Through it all, there was swimming, the sport he pursued with a passion. He was talented enough to attract recruiters from a number of Ivy League colleges; he ended up choosing Harvard. But after high school, he could no longer deny the conflicts he felt within, and before heading to college, he spent several months at a residential facility to work on his mental health. His presenting issue was an eating disorder, but before the gap year ended, he had figured out that he was transgender.
That’s how his personal journey became a public one. With the support of Harvard’s swimming coaches, Bailar made the difficult decision to compete on the men’s team, despite having been recruited for the women’s team. It was a groundbreaking move that turned his life in the direction of activism and advocacy for inclusion, body acceptance, and mental health.
At Monday’s presentation at Rivers, Bailar was disarmingly candid about his experiences. He had top surgery—a mastectomy—early on, and the scars were clearly visible when he wore a swimsuit. His teammates joked that he should pass it off as a shark-bite injury. “The funny thing was one, that they said it, and two, that it actually worked,” said Bailar.

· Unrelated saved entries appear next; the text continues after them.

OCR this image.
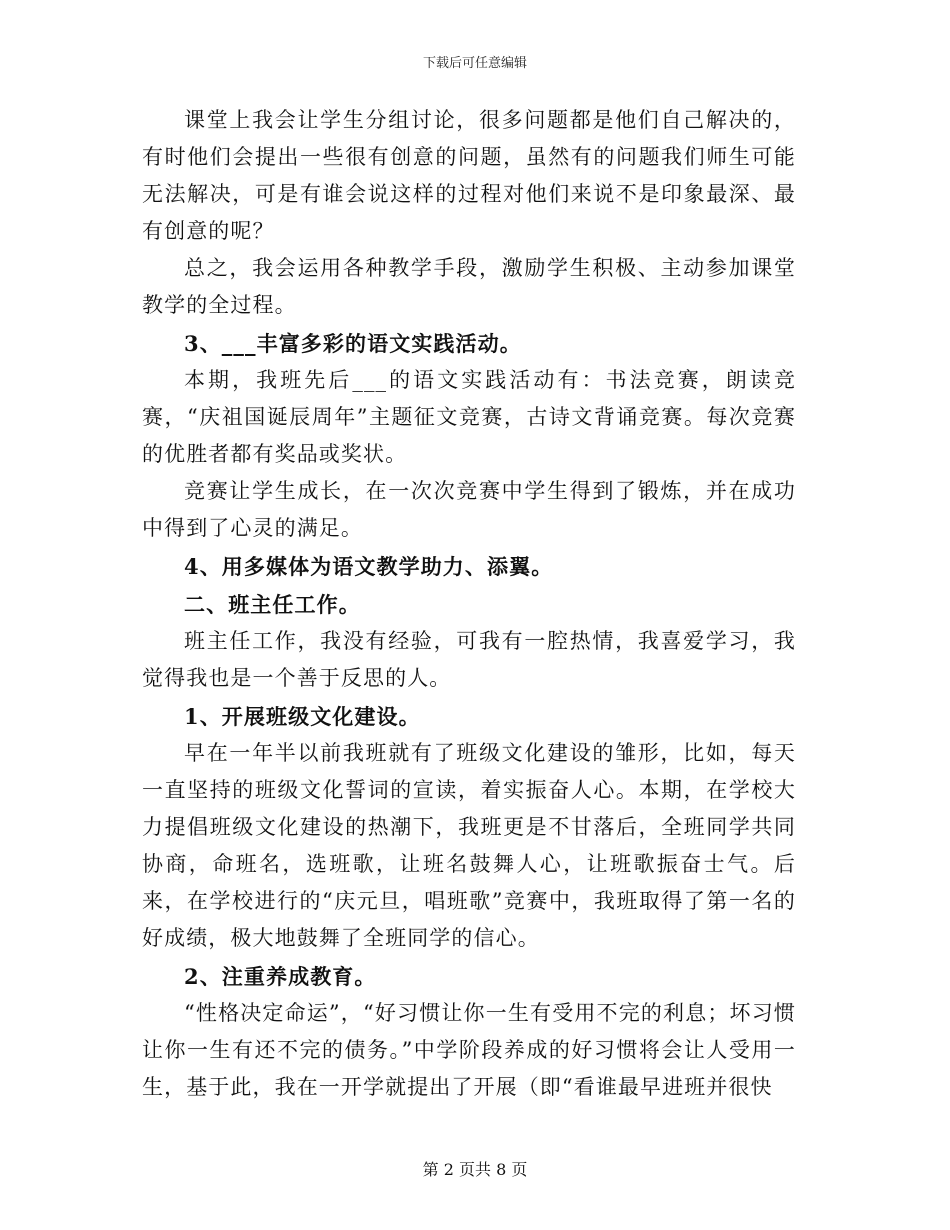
下载后可任意编辑

课堂上我会让学生分组讨论，很多问题都是他们自己解决的，有时他们会提出一些很有创意的问题，虽然有的问题我们师生可能无法解决，可是有谁会说这样的过程对他们来说不是印象最深、最有创意的呢？

总之，我会运用各种教学手段，激励学生积极、主动参加课堂教学的全过程。

3、___丰富多彩的语文实践活动。

本期，我班先后___的语文实践活动有：书法竞赛，朗读竞赛，“庆祖国诞辰周年”主题征文竞赛，古诗文背诵竞赛。每次竞赛的优胜者都有奖品或奖状。

竞赛让学生成长，在一次次竞赛中学生得到了锻炼，并在成功中得到了心灵的满足。

4、用多媒体为语文教学助力、添翼。

二、班主任工作。

班主任工作，我没有经验，可我有一腔热情，我喜爱学习，我觉得我也是一个善于反思的人。

1、开展班级文化建设。

早在一年半以前我班就有了班级文化建设的雏形，比如，每天一直坚持的班级文化誓词的宣读，着实振奋人心。本期，在学校大力提倡班级文化建设的热潮下，我班更是不甘落后，全班同学共同协商，命班名，选班歌，让班名鼓舞人心，让班歌振奋士气。后来，在学校进行的“庆元旦，唱班歌”竞赛中，我班取得了第一名的好成绩，极大地鼓舞了全班同学的信心。

2、注重养成教育。

“性格决定命运”，“好习惯让你一生有受用不完的利息；坏习惯让你一生有还不完的债务。”中学阶段养成的好习惯将会让人受用一生，基于此，我在一开学就提出了开展（即“看谁最早进班并很快

第 2 页共 8 页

During the Q&A session, a student asked if teammates had generally been accepting. Bailar reported that they were, for the most part—but not unanimously. He learned that one teammate whom he’d considered a friend made hurtful remarks behind his back. His response? “It sounds silly, but I taped a big piece of paper to the wall and wrote on it, over and over, ‘His words do not define me,’” said Bailar.
Bailar urged students to share any and all questions, and they responded in kind, asking about Lia Thomas, a transgender woman who currently swims at Penn, about advice for people who are coming out, about locker room culture, about the particular cultural challenges faced by Bailar, who is half Korean. He pulled a male student seated in the front row up on stage to demonstrate how readily boys know how and when to proffer a bro-hug handshake—something Bailar said he had to master when he transitioned. 
While on campus, Bailar also visited a ninth-grade English class, had lunch with the Middle School book club (whose members had read Bailar’s middle-grade novel, Obie is Man Enough, beforehand), and met with the Upper School LGBTQ+ affinity group. Students debriefed the presentation in their advisory groups, and teachers reported that they were deeply engaged and thoughtful, with one senior remarking that Bailar was “the best speaker we’ve ever had.”
Bailar’s journey has been unique, but it also has elements of the universal, with takeaways for all young people as they navigate the waters of growing up and understanding their truest selves. In words that seemed to resonate broadly, he told the students at the assembly: “Your identity doesn’t ever have to hold you back from pursuing your passion.”